Ahora, Israel y Corea del Sur empiezan una fuerte carrera robótica. Para muchos será como reeditar una de las películas de Terminator
La robótica es el camino hacia el futuro. Pero eso no significa que se utilicen para lograr la apreciada -y por menos, utópica- paz mundial. En Israel y Corea del Sur, los científicos ya piensan en
reemplazar a los soldados por robots, quienes se convertirán en los protagonistas de los campos de batalla.
“Mi hipótesis es que los robots inteligentes pueden tener un mejor comportamiento ético en el campo de batalla del que actualmente son capaces los humanos”, indicó Ronald C. Arkin, ingeniero en computación del Tecnológico de Georgia, quien desarrolla software para robots de combate bajo un contrato con el ejército.
Sondas robóticas, detectores de minas y sensores son ya comunes en el campo de batalla, pero son controlados por humanos. Muchos de los artefactos en Irak y Afganistán son operados desde un comando en Nevada (Estados Unidos).

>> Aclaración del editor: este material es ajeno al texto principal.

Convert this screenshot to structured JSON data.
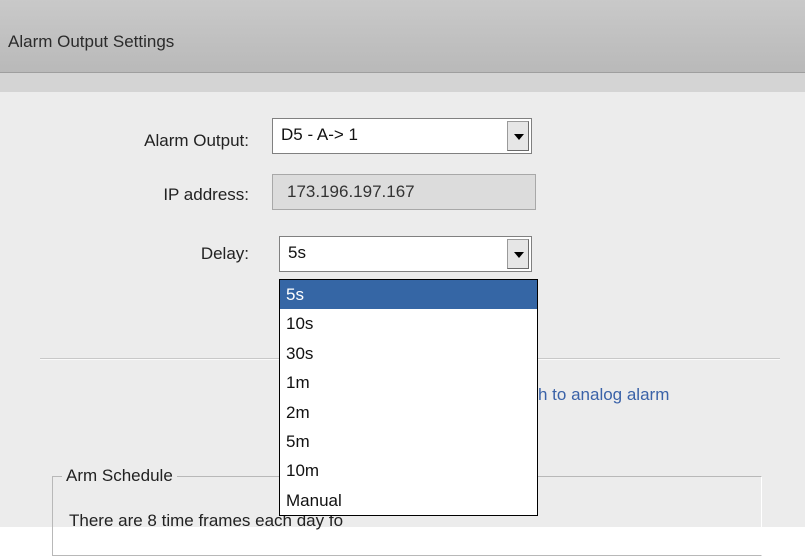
{
  "window": {
    "title": "Alarm Output Settings"
  },
  "form": {
    "alarm_output": {
      "label": "Alarm Output:",
      "value": "D5 - A-> 1"
    },
    "ip_address": {
      "label": "IP address:",
      "value": "173.196.197.167"
    },
    "delay": {
      "label": "Delay:",
      "value": "5s",
      "options": [
        "5s",
        "10s",
        "30s",
        "1m",
        "2m",
        "5m",
        "10m",
        "Manual"
      ],
      "selected_index": 0
    }
  },
  "switch_link": {
    "label": "itch to analog alarm"
  },
  "arm_schedule": {
    "title": "Arm Schedule",
    "note": "There are 8 time frames each day fo"
  },
  "colors": {
    "titlebar": "#c4c4c4",
    "panel": "#ececec",
    "selection": "#3566a5",
    "link": "#3a62a8"
  }
}
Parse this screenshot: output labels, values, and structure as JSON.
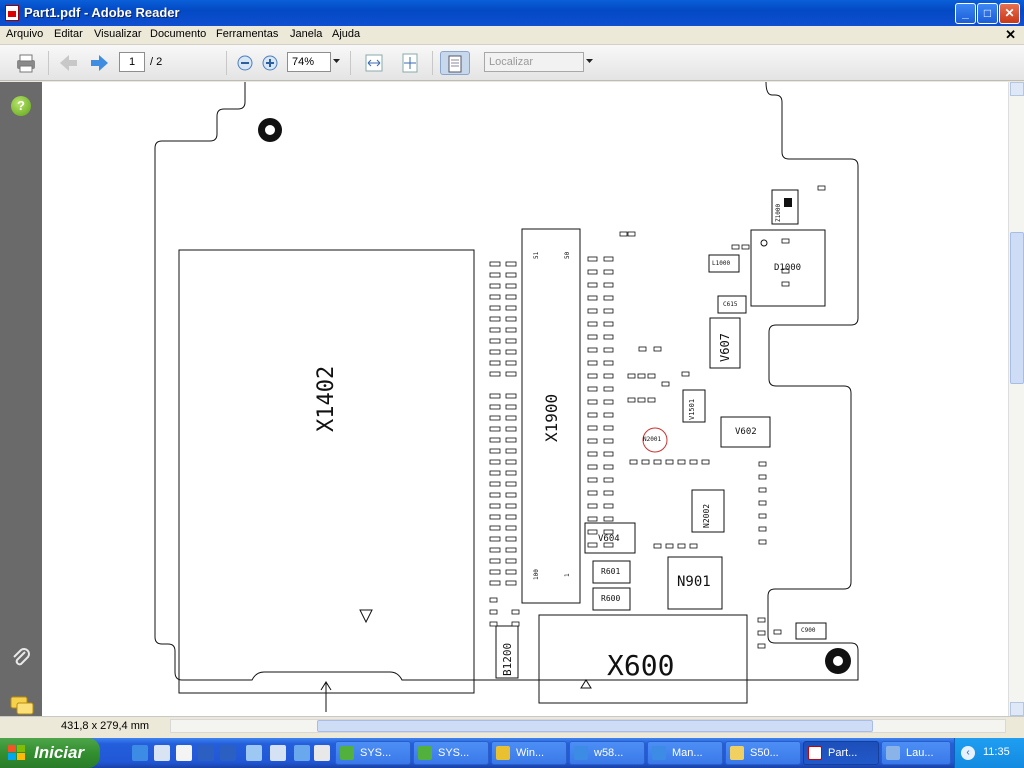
{
  "window": {
    "title": "Part1.pdf - Adobe Reader",
    "min": "_",
    "max": "□",
    "close": "✕"
  },
  "menu": {
    "items": [
      "Arquivo",
      "Editar",
      "Visualizar",
      "Documento",
      "Ferramentas",
      "Janela",
      "Ajuda"
    ],
    "close": "✕"
  },
  "toolbar": {
    "page_current": "1",
    "page_total": "/ 2",
    "zoom": "74%",
    "search_placeholder": "Localizar"
  },
  "sidebar": {
    "help_icon": "?"
  },
  "status": {
    "page_size": "431,8 x 279,4 mm"
  },
  "pcb": {
    "big_labels": {
      "x1402": "X1402",
      "x1900": "X1900",
      "x600": "X600",
      "n901": "N901",
      "v607": "V607",
      "v602": "V602",
      "v604": "V604",
      "d1000": "D1000",
      "b1200": "B1200",
      "r601": "R601",
      "r600": "R600",
      "n2002": "N2002",
      "v1501": "V1501",
      "l1000": "L1000",
      "c615": "C615",
      "n2001": "N2001",
      "z1000": "Z1000",
      "c900": "C900"
    },
    "pin_labels": {
      "p51": "51",
      "p50": "50",
      "p100": "100",
      "p1": "1"
    }
  },
  "taskbar": {
    "start": "Iniciar",
    "tasks": [
      "SYS...",
      "SYS...",
      "Win...",
      "w58...",
      "Man...",
      "S50...",
      "Part...",
      "Lau..."
    ],
    "clock": "11:35"
  },
  "colors": {
    "accent": "#245edb",
    "start": "#328f2f",
    "title": "#0349c4"
  }
}
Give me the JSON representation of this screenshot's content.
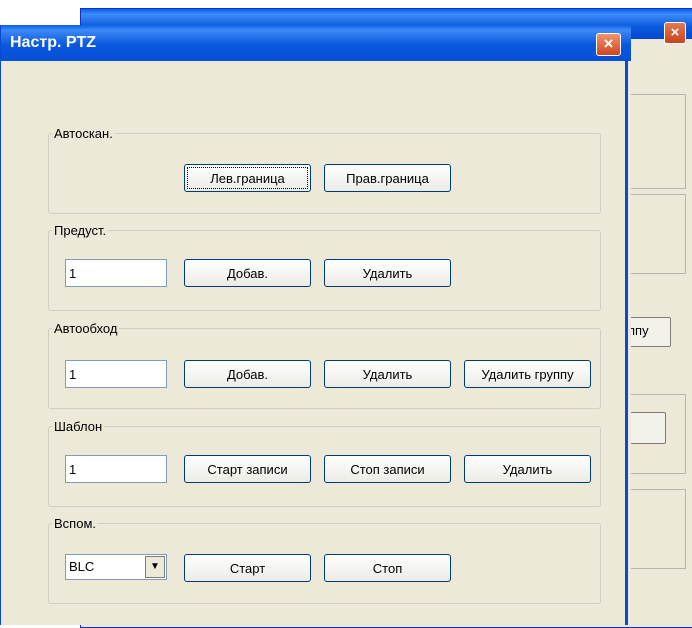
{
  "background_window": {
    "partial_button_label": "ппу"
  },
  "dialog": {
    "title": "Настр. PTZ",
    "close_label": "×"
  },
  "autoscan": {
    "legend": "Автоскан.",
    "left_bound_label": "Лев.граница",
    "right_bound_label": "Прав.граница"
  },
  "preset": {
    "legend": "Предуст.",
    "value": "1",
    "add_label": "Добав.",
    "delete_label": "Удалить"
  },
  "tour": {
    "legend": "Автообход",
    "value": "1",
    "add_label": "Добав.",
    "delete_label": "Удалить",
    "delete_group_label": "Удалить группу"
  },
  "pattern": {
    "legend": "Шаблон",
    "value": "1",
    "start_record_label": "Старт записи",
    "stop_record_label": "Стоп записи",
    "delete_label": "Удалить"
  },
  "aux": {
    "legend": "Вспом.",
    "selected": "BLC",
    "start_label": "Старт",
    "stop_label": "Стоп"
  },
  "icons": {
    "close": "close-icon",
    "dropdown": "chevron-down-icon"
  },
  "colors": {
    "titlebar": "#0a58dd",
    "dialog_bg": "#ece9d8",
    "close_button": "#d0461f"
  }
}
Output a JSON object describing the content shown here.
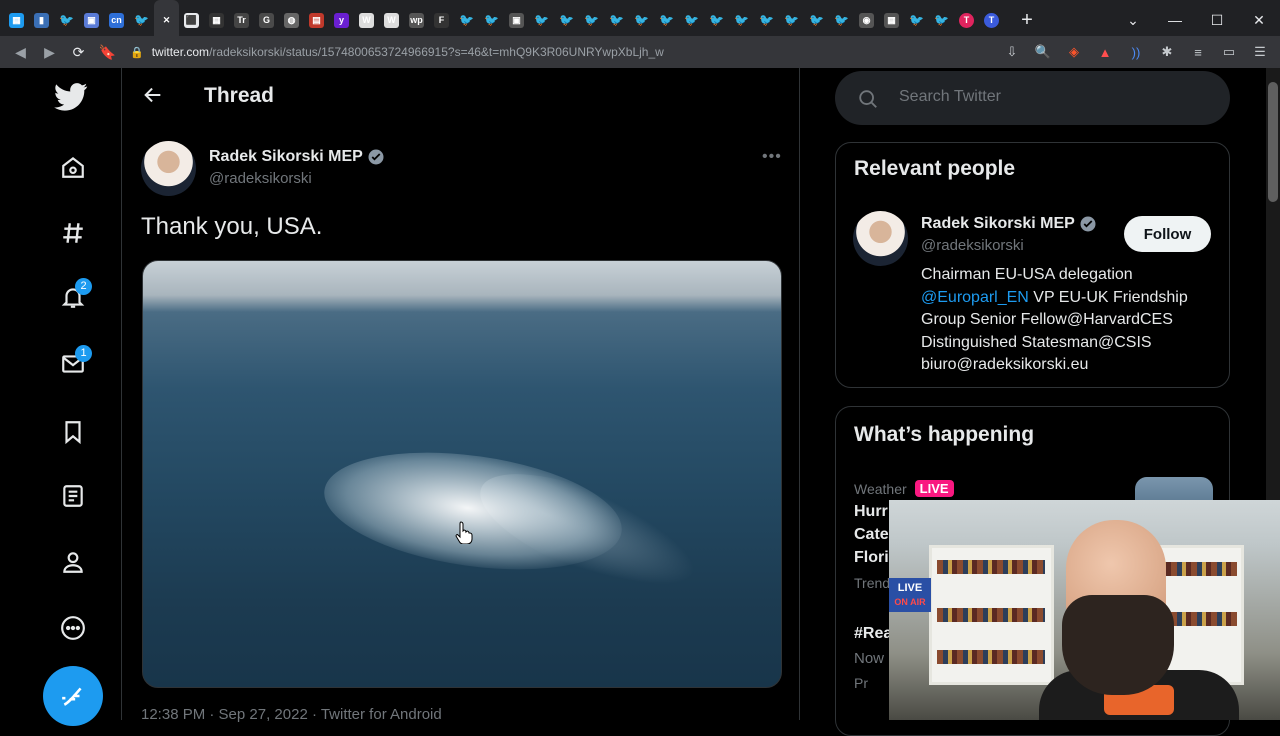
{
  "browser": {
    "url_host": "twitter.com",
    "url_path": "/radeksikorski/status/1574800653724966915?s=46&t=mhQ9K3R06UNRYwpXbLjh_w",
    "tabs": [
      "▦",
      "▮",
      "🐦",
      "▣",
      "cn",
      "🐦",
      "✕",
      "⬛",
      "▦",
      "Tr",
      "G",
      "◍",
      "▤",
      "y",
      "W",
      "W",
      "wp",
      "F",
      "🐦",
      "🐦",
      "▣",
      "🐦",
      "🐦",
      "🐦",
      "🐦",
      "🐦",
      "🐦",
      "🐦",
      "🐦",
      "🐦",
      "🐦",
      "🐦",
      "🐦",
      "🐦",
      "◉",
      "▦",
      "🐦",
      "🐦",
      "T",
      "T"
    ],
    "new_tab": "+"
  },
  "sidebar": {
    "badges": {
      "notifications": "2",
      "messages": "1"
    }
  },
  "main": {
    "header_title": "Thread",
    "author_name": "Radek Sikorski MEP",
    "author_handle": "@radeksikorski",
    "tweet_text": "Thank you, USA.",
    "meta": "12:38 PM · Sep 27, 2022 · Twitter for Android"
  },
  "right": {
    "search_placeholder": "Search Twitter",
    "relevant_title": "Relevant people",
    "person_name": "Radek Sikorski MEP",
    "person_handle": "@radeksikorski",
    "follow_label": "Follow",
    "bio_line1": "Chairman EU-USA delegation",
    "bio_link": "@Europarl_EN",
    "bio_line2_rest": " VP EU-UK Friendship",
    "bio_line3": "Group Senior Fellow@HarvardCES",
    "bio_line4": "Distinguished Statesman@CSIS",
    "bio_line5": "biuro@radeksikorski.eu",
    "happening_title": "What’s happening",
    "trend_category": "Weather",
    "live_badge": "LIVE",
    "trend_line1": "Hurr",
    "trend_line2": "Cate",
    "trend_line3": "Flori",
    "trend_sub1": "Trend",
    "trend_line4": "#Rea",
    "trend_sub2": "Now",
    "trend_sub3": "Pr"
  },
  "webcam": {
    "sign_line1": "LIVE",
    "sign_line2": "ON AIR"
  },
  "colors": {
    "accent": "#1d9bf0",
    "live": "#f91880",
    "background": "#000000"
  }
}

Pero Arkin habla de robots verdaderos operando en forma autónoma, por sí mismos. El y otros científicos señalan que la tecnología para construir robots autónomos letales es barata y está proliferando, y que la aparición de estos androides en el campo de batalla es sólo cuestión de tiempo.
Noel Sharkey, especialista en computación de la Universidad de Sheffield en Gran Bretaña, escribió el año pasado en una revista especializada que “no se trata de ciencia ficción estilo Terminator sino de una triste realidad”. Y agregó: “Corea del Sur e Israel se encuentran entre los países que ya están desplegando guardias fronterizos robotizados. Hay una carrera por desarrollar robots de combate que tomen sus propias decisiones sobre cuándo atacar”.
Randy Zachery, titular de la dirección de Ciencia Informática de la Oficina de Investigación del Ejército, que financia el trabajo de Arkin, dijo que el Ejército espera que esta “ciencia básica” muestre cómo los soldados humanos pueden usar e interactuar con sistemas autónomos y cómo podría desarrollarse un software para “permitir que sistemas autónomos operen dentro de los límites impuestos por el combatiente”.
En un reporte entregado al ejército el año pasado, Arkin indicó que los robots podrían ser diseñados para carecer de instinto de supervivencia y, en consecuencia, de tendencias a hundirse en el temor. Pueden ser construidos sin ira ni imprudencia, agregó. Los robots podrían ser “asistentes de combate” que realicen las labores más peligrosas.
Pero antes tendrían que ser programados con reglas acerca de cuándo es aceptable hacer disparos y en relación con metas más complicadas y emocionales, como distinguir a civiles, heridos o a alguien que se está rindiendo.